Perhaps above all, we need to avoid making our opinions on Covid or on Her Majesty's Government a mark of righteousness.  Personally, I haven't been singing in church and have worn a mask as required - but I am not thereby justified.  On the other hand, I have signed this letter, and have written somewhat critically of the restriction regime - but I am not thereby justified.  We can and should disagree well on these things, both within our churches and between them.  A stress on the centrality of the gospel, a willingness to go slower (and faster) than we are personally comfortable with in order to show love to others, and a willingness to hear other sides empathetically and sympathetically ought to mark our approach.  We should do everything we can to avoid distancing ourselves from brothers and sisters who hold the gospel, even whilst clearly expressing our disagreements as necessary.

I was glad to sign the letter.  I was encouraged to see so many others sign it.  I hope that many who didn't feel able to sign it still feel able to speak into the legitimate concerns expressed.  I hope this represents the beginning of a new boldness and engagement for the church in the UK.
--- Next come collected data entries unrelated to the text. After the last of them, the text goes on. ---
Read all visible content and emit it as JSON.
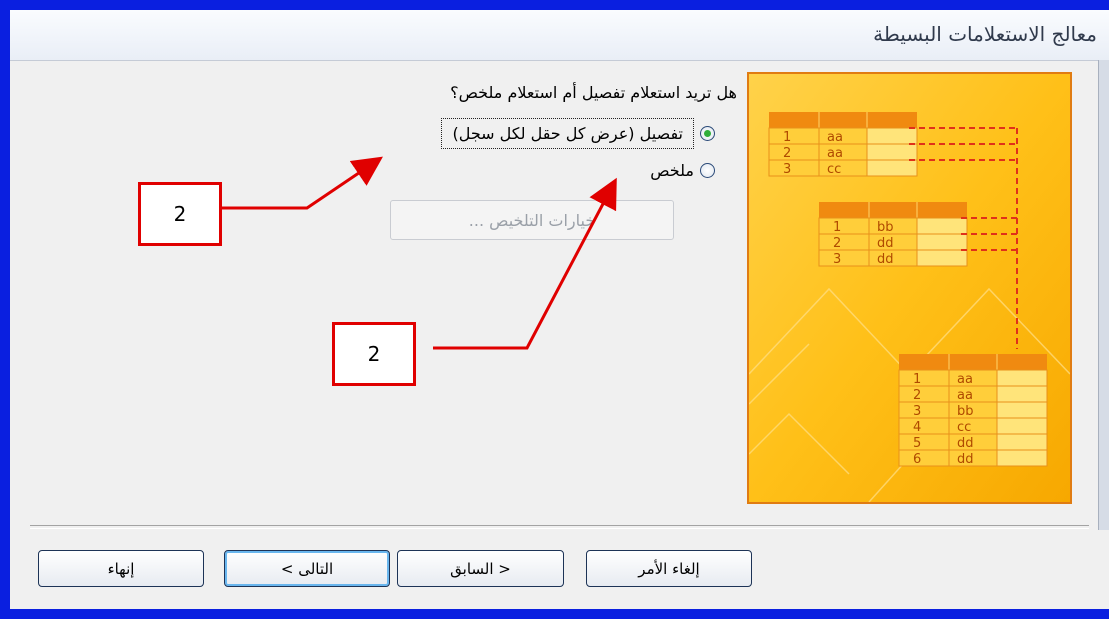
{
  "window": {
    "title": "معالج الاستعلامات البسيطة"
  },
  "question": "هل تريد استعلام تفصيل أم استعلام ملخص؟",
  "options": {
    "detail_label": "تفصيل (عرض كل حقل لكل سجل)",
    "summary_label": "ملخص",
    "selected": "detail"
  },
  "summary_options_button": "خيارات التلخيص ...",
  "buttons": {
    "cancel": "إلغاء الأمر",
    "back": "< السابق",
    "next": "التالى >",
    "finish": "إنهاء"
  },
  "annotations": {
    "callout_1": "2",
    "callout_2": "2"
  },
  "illustration": {
    "table_1": [
      [
        "1",
        "aa"
      ],
      [
        "2",
        "aa"
      ],
      [
        "3",
        "cc"
      ]
    ],
    "table_2": [
      [
        "1",
        "bb"
      ],
      [
        "2",
        "dd"
      ],
      [
        "3",
        "dd"
      ]
    ],
    "table_3": [
      [
        "1",
        "aa"
      ],
      [
        "2",
        "aa"
      ],
      [
        "3",
        "bb"
      ],
      [
        "4",
        "cc"
      ],
      [
        "5",
        "dd"
      ],
      [
        "6",
        "dd"
      ]
    ]
  },
  "colors": {
    "accent_orange": "#e07c12",
    "annotation_red": "#e00000",
    "window_border": "#0a1fe0",
    "radio_selected": "#2fae3a"
  }
}
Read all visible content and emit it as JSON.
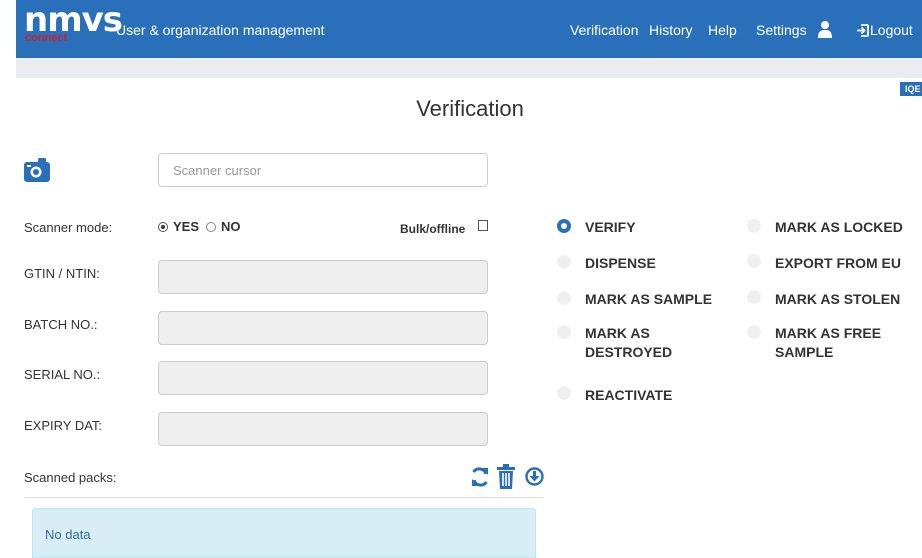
{
  "brand": {
    "logo_main": "nmvs",
    "logo_sub": "connect",
    "color_primary": "#2a6fba",
    "color_logo_sub": "#d11f26"
  },
  "header": {
    "app_title": "User & organization management",
    "nav": [
      "Verification",
      "History",
      "Help",
      "Settings"
    ],
    "user_icon": "user-icon",
    "logout_label": "Logout"
  },
  "badge": {
    "label": "IQE"
  },
  "page": {
    "title": "Verification"
  },
  "scanner": {
    "placeholder": "Scanner cursor",
    "value": ""
  },
  "form": {
    "scanner_mode_label": "Scanner mode:",
    "yes_label": "YES",
    "no_label": "NO",
    "scanner_mode_selected": "YES",
    "bulk_label": "Bulk/offline",
    "bulk_checked": false,
    "gtin_label": "GTIN / NTIN:",
    "batch_label": "BATCH NO.:",
    "serial_label": "SERIAL NO.:",
    "expiry_label": "EXPIRY DAT:",
    "gtin_value": "",
    "batch_value": "",
    "serial_value": "",
    "expiry_value": ""
  },
  "scanned": {
    "label": "Scanned packs:",
    "actions": [
      "refresh-icon",
      "trash-icon",
      "download-circle-icon"
    ],
    "empty_text": "No data"
  },
  "operations": {
    "selected": "VERIFY",
    "left": [
      {
        "line1": "VERIFY",
        "line2": ""
      },
      {
        "line1": "DISPENSE",
        "line2": ""
      },
      {
        "line1": "MARK AS SAMPLE",
        "line2": ""
      },
      {
        "line1": "MARK AS",
        "line2": "DESTROYED"
      },
      {
        "line1": "REACTIVATE",
        "line2": ""
      }
    ],
    "right": [
      {
        "line1": "MARK AS LOCKED",
        "line2": ""
      },
      {
        "line1": "EXPORT FROM EU",
        "line2": ""
      },
      {
        "line1": "MARK AS STOLEN",
        "line2": ""
      },
      {
        "line1": "MARK AS FREE",
        "line2": "SAMPLE"
      }
    ]
  }
}
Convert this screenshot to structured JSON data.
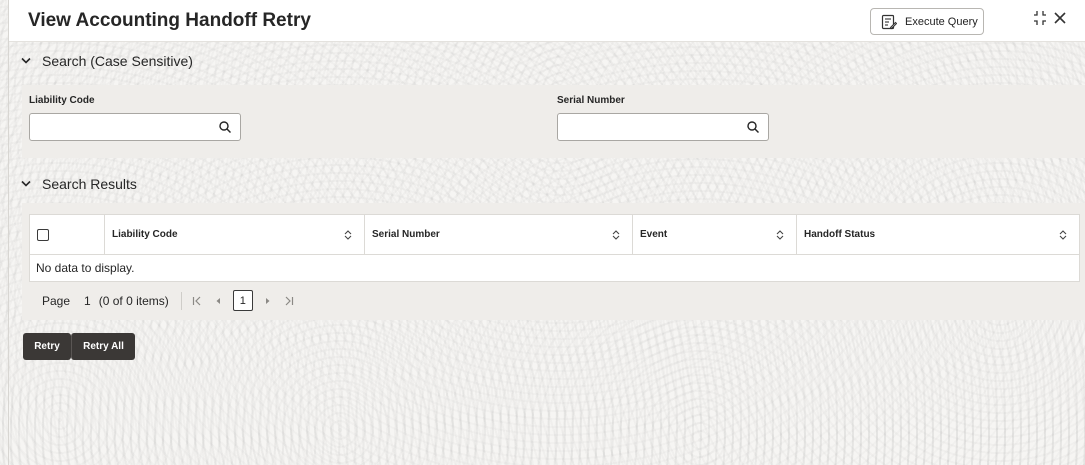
{
  "header": {
    "title": "View Accounting Handoff Retry",
    "execute_query_label": "Execute Query",
    "icons": [
      "execute-query-icon",
      "collapse-icon",
      "close-icon"
    ]
  },
  "search": {
    "section_title": "Search (Case Sensitive)",
    "fields": [
      {
        "label": "Liability Code",
        "value": "",
        "placeholder": ""
      },
      {
        "label": "Serial Number",
        "value": "",
        "placeholder": ""
      }
    ]
  },
  "results": {
    "section_title": "Search Results",
    "columns": [
      "Liability Code",
      "Serial Number",
      "Event",
      "Handoff Status"
    ],
    "rows": [],
    "empty_message": "No data to display.",
    "pagination": {
      "page_label": "Page",
      "current_page": "1",
      "items_text": "(0 of 0 items)",
      "page_button": "1"
    }
  },
  "actions": {
    "retry_label": "Retry",
    "retry_all_label": "Retry All"
  },
  "colors": {
    "action_button_bg": "#3b3836",
    "panel_bg": "#efedea",
    "header_bg": "#ffffff"
  }
}
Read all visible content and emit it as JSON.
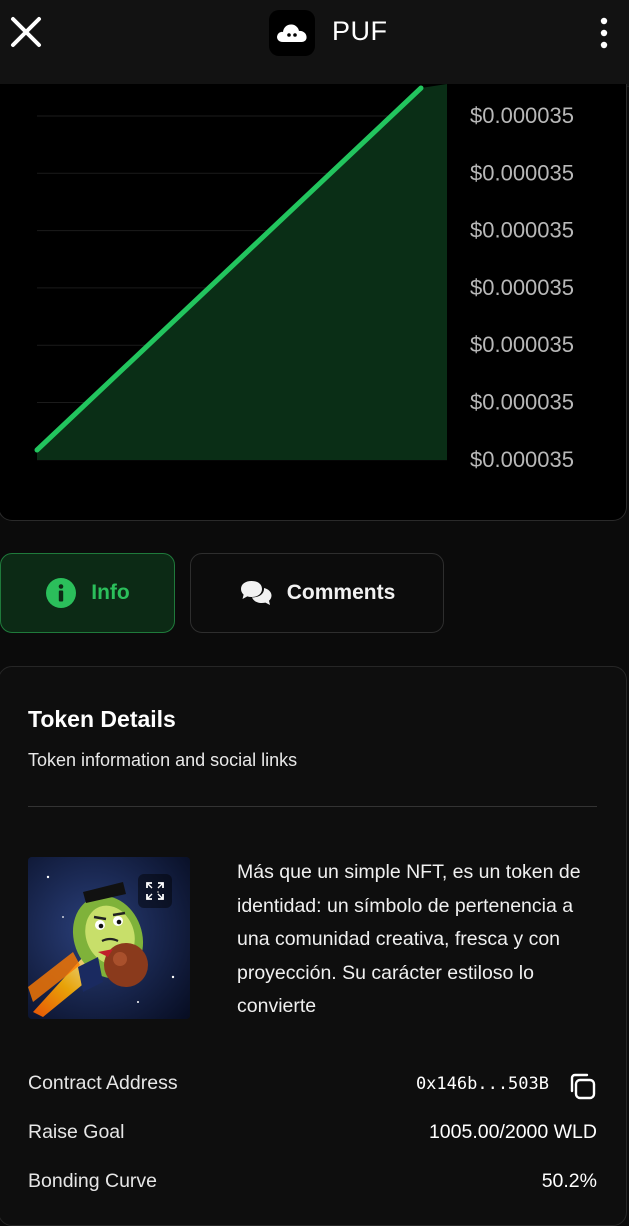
{
  "header": {
    "title": "PUF",
    "close_icon": "close-icon",
    "logo_icon": "cloud-logo-icon",
    "menu_icon": "more-vertical-icon"
  },
  "chart_data": {
    "type": "area",
    "title": "",
    "xlabel": "",
    "ylabel": "",
    "ytick_labels": [
      "$0.000035",
      "$0.000035",
      "$0.000035",
      "$0.000035",
      "$0.000035",
      "$0.000035",
      "$0.000035"
    ],
    "series": [
      {
        "values_fraction": [
          0,
          1
        ]
      }
    ],
    "line_color": "#22c55e",
    "fill_color": "#0a2e16",
    "grid": true
  },
  "tabs": [
    {
      "label": "Info",
      "icon": "info-icon",
      "active": true
    },
    {
      "label": "Comments",
      "icon": "comments-icon",
      "active": false
    }
  ],
  "details": {
    "title": "Token Details",
    "subtitle": "Token information and social links",
    "description": "Más que un simple NFT, es un token de identidad: un símbolo de pertenencia a una comunidad creativa, fresca y con proyección. Su carácter estiloso lo convierte",
    "image_icon": "avocado-token-image",
    "expand_icon": "expand-icon",
    "rows": [
      {
        "label": "Contract Address",
        "value": "0x146b...503B",
        "icon": "copy-icon"
      },
      {
        "label": "Raise Goal",
        "value": "1005.00/2000 WLD"
      },
      {
        "label": "Bonding Curve",
        "value": "50.2%"
      }
    ]
  },
  "colors": {
    "accent": "#22c55e",
    "background": "#0b0b0b"
  }
}
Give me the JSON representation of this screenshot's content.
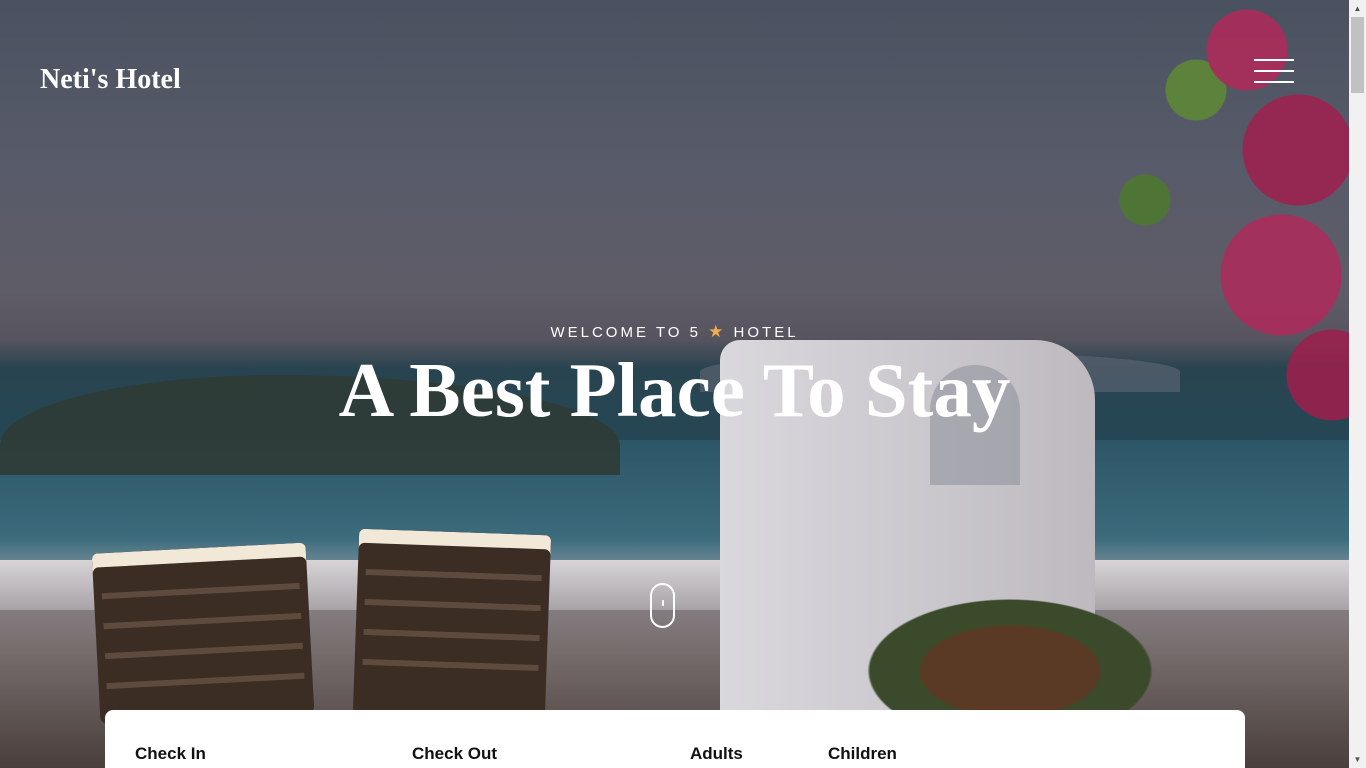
{
  "header": {
    "brand": "Neti's Hotel",
    "menu_icon": "hamburger-menu-icon"
  },
  "hero": {
    "subtitle_before": "WELCOME TO 5",
    "subtitle_star": "★",
    "subtitle_after": "HOTEL",
    "title": "A Best Place To Stay",
    "scroll_icon": "mouse-scroll-icon"
  },
  "booking": {
    "fields": [
      {
        "label": "Check In"
      },
      {
        "label": "Check Out"
      },
      {
        "label": "Adults"
      },
      {
        "label": "Children"
      }
    ]
  },
  "colors": {
    "star": "#f0ad4e",
    "text": "#ffffff",
    "form_bg": "#ffffff"
  }
}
  1. As ever, Daniel, you manage to write succinctly without being blunt, and to express your opinion in a respectful and compelling way without being argumentative.
    I don't agree with all you've said, but you say it in such a way that I can still be moved and convicted by some of the other things that you say, i.e., I don't feel wriled or annoyed by those things with which I disagree.
    I'm conscious that my own opinions on lockdown, current restrictions and the nature of worship are significantly coloured by my personal experience of lockdown and my perception of the needs of mankind for fellowship and interaction as viewed through the lens of my own personality. In particular, I don't have pastoral responsibility (except as a fellow-member) for the whole local church in all its arrayed spectrum of circumstances over lockdown, and I have a job which - in the grand scheme of things - has changed very little over the last six months except for the place I sit to do it.
    Alas, being conscious of those things doesn't automatically enable me to see the bigger picture or appreciate others' points of view.
    Again, thank-you for your clear and firm - yet humble - thoughts.

    1. Thanks Peter. The great thing about writing as a medium is that I can deliver all my irrational points in conversation, usually with my long-suffering wife, and then appear very rational and calm on the 'blog. Not to mention ever so 'umble.

      Hope you're being kept well and relatively cheerful!